C’est à 20h30 pétantes que le trio de Black Metal a fixé rendez-vous à son public afin de voyager dans le temps, au fil de ses trois long playings. Il est un peu moins de vingt minutes avant le début des hostilités et la petite salle De Kreun, d’une capacité estimée à cinq cent âmes, commence petit à petit à accueillir la faune du jour. Un public certes typé du sceau de la communauté Metal, mais néanmoins très hétérogène : le jean côtoie le cuir, le t-shirt n’est pas loin de la chemise, les longs cheveux sont voisins de la calvitie. Un constat à l’image de la musicalité de la Church of Ra, où les codes des communautés musicales sont fréquemment brisés. Côté scène, une machine à fumée emplit doucement et de manière continue l’espace d’un brouillard blanc. Deux longs drapeaux noirs frappés du logo du groupe –un enchevêtrement mystico-païen de branches au sein duquel on peut y déchiffrer chacune des lettres de ‘Wiegedood’– sont disposés de part et d’autre du podium, accrochés aux amplis. Chaque retour est peuplé d’une demi-douzaine de bières et autres petites bouteilles d’eau. La prestation atypique de ce soir n’est pas loin de relever du marathon.

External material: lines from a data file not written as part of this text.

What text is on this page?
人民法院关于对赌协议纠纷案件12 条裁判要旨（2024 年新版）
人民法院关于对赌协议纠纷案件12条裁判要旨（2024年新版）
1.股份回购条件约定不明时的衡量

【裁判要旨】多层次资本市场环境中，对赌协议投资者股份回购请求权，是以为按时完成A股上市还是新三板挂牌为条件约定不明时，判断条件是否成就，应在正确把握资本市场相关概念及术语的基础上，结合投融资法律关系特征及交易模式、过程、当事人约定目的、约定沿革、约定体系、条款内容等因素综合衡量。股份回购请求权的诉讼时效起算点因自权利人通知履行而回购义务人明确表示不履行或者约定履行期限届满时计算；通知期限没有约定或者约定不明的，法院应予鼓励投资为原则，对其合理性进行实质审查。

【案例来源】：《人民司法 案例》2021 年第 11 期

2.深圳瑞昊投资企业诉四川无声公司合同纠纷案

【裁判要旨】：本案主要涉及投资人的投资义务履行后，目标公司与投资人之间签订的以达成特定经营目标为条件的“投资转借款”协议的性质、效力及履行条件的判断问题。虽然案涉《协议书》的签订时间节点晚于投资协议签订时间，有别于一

Deux caméras sont braquées vers les backstages, guettant l’arrivée des artistes. L’air sombre et concentré, ils finissent par débouler et prendre position. Pendant que Wim Coopers (qui milite également chez Oathbreaker) fixe les toms, baguettes à la main, de sa batterie, Gilles et Levy (…autre homme fort d’Oathbreaker) achèvent d’accorder leur guitare, tapis dans l’obscurité. Derrière eux, l’intrigant logo du groupe est projeté sur fond noir. Plus les secondes passent, plus la tension est palpable. Soudain Wim entrechoque ses baguettes et donne le coup de départ de cette épopée musicale. « Svanesang » démarre à du deux cent à l’heure. Un véritable coup de poing dans l’estomac. Une impression de vertige vous envahit pendant quelques secondes, le temps de se remettre de ce déferlement de décibels, tel un passage abrupt sous un rouleau compresseur. C’est à présent l’artwork du premier LP qui est projeté sur cette énorme toile blanche tapissant tout l’arrière de la scène. Ses longs cheveux blonds lui barrant le visage, Gilles joue du poignet d’un geste aussi rapide que chirurgical. Aucune émotion ne se lit sur son visage, tellement il est focalisé sur ses cordes. A quelques mètres de lui, vêtu d’un sobre t-shirt noir sans manches, Levy –dont l’épaisse tignasse ondule en pagaille– martyrise tout autant son manche. Il finit par se diriger vers son pied de micro, lève la tête et expulse de sa cage thoracique ce hurlement lancinant et empli de spleen qui mettra l’âme en péril de chacun et chacune pendant ces deux heures de set. Derrière eux, en véritable chef d’orchestre, Wim cogne dur et sec sur son kit de batterie tout en arrosant copieusement la salle de ses blasts dévastateurs. Une moissonneuse batteuse lancée à plein régime.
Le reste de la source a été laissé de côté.